Canada's carbon tax is just plain stupid. It costs too much and does too little.
Carbon taxation was originally based on a right-wing, free-market theory. The simple idea, to paraphrase Milton Friedman, is that if you tax something, you get less of it. It could elegantly allow the markets to find the most efficient ways to reduce carbon without the need for government regulations. Many respectable conservative-minded people bought into this theory. Let’s look at the reality in practice.
Theoretically, carbon prices are supposed to reduce regulation. However, in every jurisdiction where carbon pricing has been implemented, it doesn’t reduce regulation — it increases it. Carbon-pricing schemes in Europe, California and Canada are all very complicated. The Canadian government just recently introduced 500 new pages of legislation and regulation.
Another problem is carbon leakage, which occurs when production and investment simply move to jurisdictions without a carbon tax. In this case, emissions are simply displaced in whole or in part.
Carbon leakage is worse than you think, as it can actually increase global emissions. Take the case of Canadian aluminum, which produces only two tonnes of carbon per tonne, versus American aluminum at 11 tonnes of carbon per tonne. In practice, no one should have to explain to an aluminum worker that they lost their job because “after all, we all need to do our part,” only to have global emissions increase 550 per cent as a result. (To generalize this example, Canada’s economy is 70 per cent reliant on trade, and 80 per cent of our trade is with the United States, which has not imposed a carbon tax.)
The other problem we find in practice: Demand for hydrocarbons is very inelastic. People will pay what it takes to heat their homes and get to work. The Conference Board of Canada found that even a $200/tonne carbon tax would only reduce 12 megatonnes of Canadian emissions before carbon leakage. Global carbon would likely only be reduced by 70 per cent of this amount. Meanwhile, just one large LNG plant could achieve more than that by replacing coal in China with natural gas.
Canada has a global comparative advantage in carbon in many industries because of our high environmental standards.

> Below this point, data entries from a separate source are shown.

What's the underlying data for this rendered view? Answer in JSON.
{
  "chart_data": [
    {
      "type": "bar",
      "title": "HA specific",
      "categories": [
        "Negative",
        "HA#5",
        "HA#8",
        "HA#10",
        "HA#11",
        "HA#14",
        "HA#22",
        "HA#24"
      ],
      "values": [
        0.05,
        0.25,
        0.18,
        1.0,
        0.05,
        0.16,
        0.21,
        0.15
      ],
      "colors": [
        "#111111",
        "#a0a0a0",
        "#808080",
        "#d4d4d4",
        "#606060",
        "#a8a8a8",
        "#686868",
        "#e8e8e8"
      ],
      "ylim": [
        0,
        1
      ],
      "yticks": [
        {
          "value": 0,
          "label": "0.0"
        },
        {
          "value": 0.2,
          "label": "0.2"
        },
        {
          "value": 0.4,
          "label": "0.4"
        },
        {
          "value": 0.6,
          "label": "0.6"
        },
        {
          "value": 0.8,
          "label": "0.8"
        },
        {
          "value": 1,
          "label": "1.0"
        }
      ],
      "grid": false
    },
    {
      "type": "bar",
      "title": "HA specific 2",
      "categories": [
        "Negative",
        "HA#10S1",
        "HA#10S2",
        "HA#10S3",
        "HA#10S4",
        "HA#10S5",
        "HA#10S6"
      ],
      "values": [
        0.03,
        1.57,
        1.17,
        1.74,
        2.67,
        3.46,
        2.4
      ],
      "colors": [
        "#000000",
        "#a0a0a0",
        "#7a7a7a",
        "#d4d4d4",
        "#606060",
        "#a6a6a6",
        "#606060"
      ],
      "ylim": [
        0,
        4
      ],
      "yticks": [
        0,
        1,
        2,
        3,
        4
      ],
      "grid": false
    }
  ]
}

A global approach to capitalizing on Canada’s environmental advantage would yield a double dividend of a stronger economy and a cleaner global environment. Carbon pricing, on the other hand, may create a green paradox — policies meant to reduce emissions that not only eliminate some people’s jobs, but increase global emissions. https://business.financialpost.com/opin ... re-idiotic
Trudeau's carbon tax is the worst of all worlds: kills jobs, artificially raises the cost of living, lowers investment and does nothing to reduce emissions.